Employees need to feel personally connected to the notion of doing business ethically and in compliance for your program to be effective. But how can we do this if there is cynicism around one of our most powerful tools – training? Or what if your compliance training is so ineffective as to be rendered useless? Using one of the most well-worn techniques since the invention of fire—that of storytelling is a way to expand your training footprint in a way that engages and educates employees.

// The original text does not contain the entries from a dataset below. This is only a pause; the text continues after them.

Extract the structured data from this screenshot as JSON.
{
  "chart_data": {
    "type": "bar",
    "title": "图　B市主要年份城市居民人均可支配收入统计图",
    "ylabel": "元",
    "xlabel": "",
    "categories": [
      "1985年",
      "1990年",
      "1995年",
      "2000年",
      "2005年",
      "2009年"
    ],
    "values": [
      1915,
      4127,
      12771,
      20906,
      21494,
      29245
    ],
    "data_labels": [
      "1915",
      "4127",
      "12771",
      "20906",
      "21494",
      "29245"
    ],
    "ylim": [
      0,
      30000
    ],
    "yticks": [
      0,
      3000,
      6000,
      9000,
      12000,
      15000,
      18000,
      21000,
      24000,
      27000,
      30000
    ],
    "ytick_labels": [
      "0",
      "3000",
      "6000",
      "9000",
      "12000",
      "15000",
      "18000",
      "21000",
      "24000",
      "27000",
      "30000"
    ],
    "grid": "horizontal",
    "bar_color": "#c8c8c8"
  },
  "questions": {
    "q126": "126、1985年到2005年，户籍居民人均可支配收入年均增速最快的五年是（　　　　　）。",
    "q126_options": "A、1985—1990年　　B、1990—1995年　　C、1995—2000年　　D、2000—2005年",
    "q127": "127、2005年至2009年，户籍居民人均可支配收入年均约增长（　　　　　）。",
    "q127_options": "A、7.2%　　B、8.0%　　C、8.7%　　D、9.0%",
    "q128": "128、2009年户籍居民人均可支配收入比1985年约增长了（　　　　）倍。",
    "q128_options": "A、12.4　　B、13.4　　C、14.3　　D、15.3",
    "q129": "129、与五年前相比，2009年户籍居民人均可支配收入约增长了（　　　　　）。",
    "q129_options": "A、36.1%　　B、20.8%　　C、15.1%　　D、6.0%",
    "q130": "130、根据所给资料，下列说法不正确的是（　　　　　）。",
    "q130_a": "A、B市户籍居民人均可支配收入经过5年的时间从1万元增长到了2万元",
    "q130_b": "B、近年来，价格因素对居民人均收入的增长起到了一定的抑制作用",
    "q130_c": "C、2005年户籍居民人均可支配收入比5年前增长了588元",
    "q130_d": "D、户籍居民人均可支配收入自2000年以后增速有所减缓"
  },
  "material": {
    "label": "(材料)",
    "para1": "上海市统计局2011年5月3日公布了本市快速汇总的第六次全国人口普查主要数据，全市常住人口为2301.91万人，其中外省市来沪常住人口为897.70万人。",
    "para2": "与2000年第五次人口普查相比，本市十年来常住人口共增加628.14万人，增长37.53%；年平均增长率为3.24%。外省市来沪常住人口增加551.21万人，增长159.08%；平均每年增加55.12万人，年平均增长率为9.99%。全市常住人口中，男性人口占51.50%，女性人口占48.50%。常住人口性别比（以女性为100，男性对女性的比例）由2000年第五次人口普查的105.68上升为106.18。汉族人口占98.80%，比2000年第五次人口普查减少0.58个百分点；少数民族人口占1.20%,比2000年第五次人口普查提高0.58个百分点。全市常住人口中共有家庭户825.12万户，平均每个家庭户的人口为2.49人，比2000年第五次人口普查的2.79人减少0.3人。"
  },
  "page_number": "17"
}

Storytelling integrates familiar, real-world examples into your compliance training to create a meaningful and relatable experience for learners. Done strategically, this will increase trust in your internal compliance brand, engage learners and actually change behavior. Let’s talk about how exactly storytelling can bring your training to life in a best practice compliance training program.
 

How to Survive
 

1. Gather Content

Take advantage of your data resources. Find compelling stories in the compliance information already available to you. As an example, consider the perception of your hotline reports. Not all hotline reports are of illegal, unethical or fraudulent conduct. A substantiated report may be based on perceived unfairness or favoritism in the workplace by an employee. By dispelling the assumption that hotlines are only for the most severe infractions, you can cultivate a steady information source straight from your employees while boosting corporate morale. But don’t stop there. Use current events, literally from the front page of today’s newspapers to craft compelling compliance stories. 

 

2. Present the Story

Get creative with how you use storytelling in your training. A great example is when the VW emissions scandal came to light. In Houston, CenterPoint Energy, a company completely unrelated to the auto manufacturing business, used the ethical failures at VW as an impetus to release a 2015 video proactively addressing their upstanding culture and values as an organization. They turned the scandal into an opportunity to create awareness of the importance of integrity in their workplace. Along with the published video, CenterPoint Energy also created a resource for management entitled “Manager’s Toolkit – What Does Integrity Mean to You?” Managers used this to continually open discussions and foster ongoing conversations focused on workplace integrity.

 

3. Socialize Your Work

Take the time to share your compliance stories. Try co-authoring shareable content with your employees and showcase how your compliance program drives ethical business practices and fosters an inclusive workplace culture. Tell your compliance program’s story and provide your audience with real-world best practice examples they can mimic, through the real-world workday experiences of your employees. Take pride in the work you do and brand your organization as a leader in ethical business practices, through its best ambassadors, your employees. To further enhance this perception both inside and outside your organization, place volunteered examples on your company branded website for maximum impact. Finally, employees want to hear stories from, and about, their co-workers who’ve faced compliance challenges and #DoTheRightThing – the hashtag used internally at the award-winning Dun & Bradstreet compliance program.

 

4. Vocalize Senior Management

Ranging from short messages from your CEO, to videos of your CCO, try using a variety of internal company talent to communicate the concepts of your compliance training program. When a member of senior management shares a message, employees listen. They want to hear the president share a message of commitment to the company’s culture and discuss the values behind doing business ethically and in compliance. This is always a message that will resonate with employees. Have your senior management celebrate ethical “wins” for the company by recognizing employees who have done the right thing in a difficult or challenging circumstance.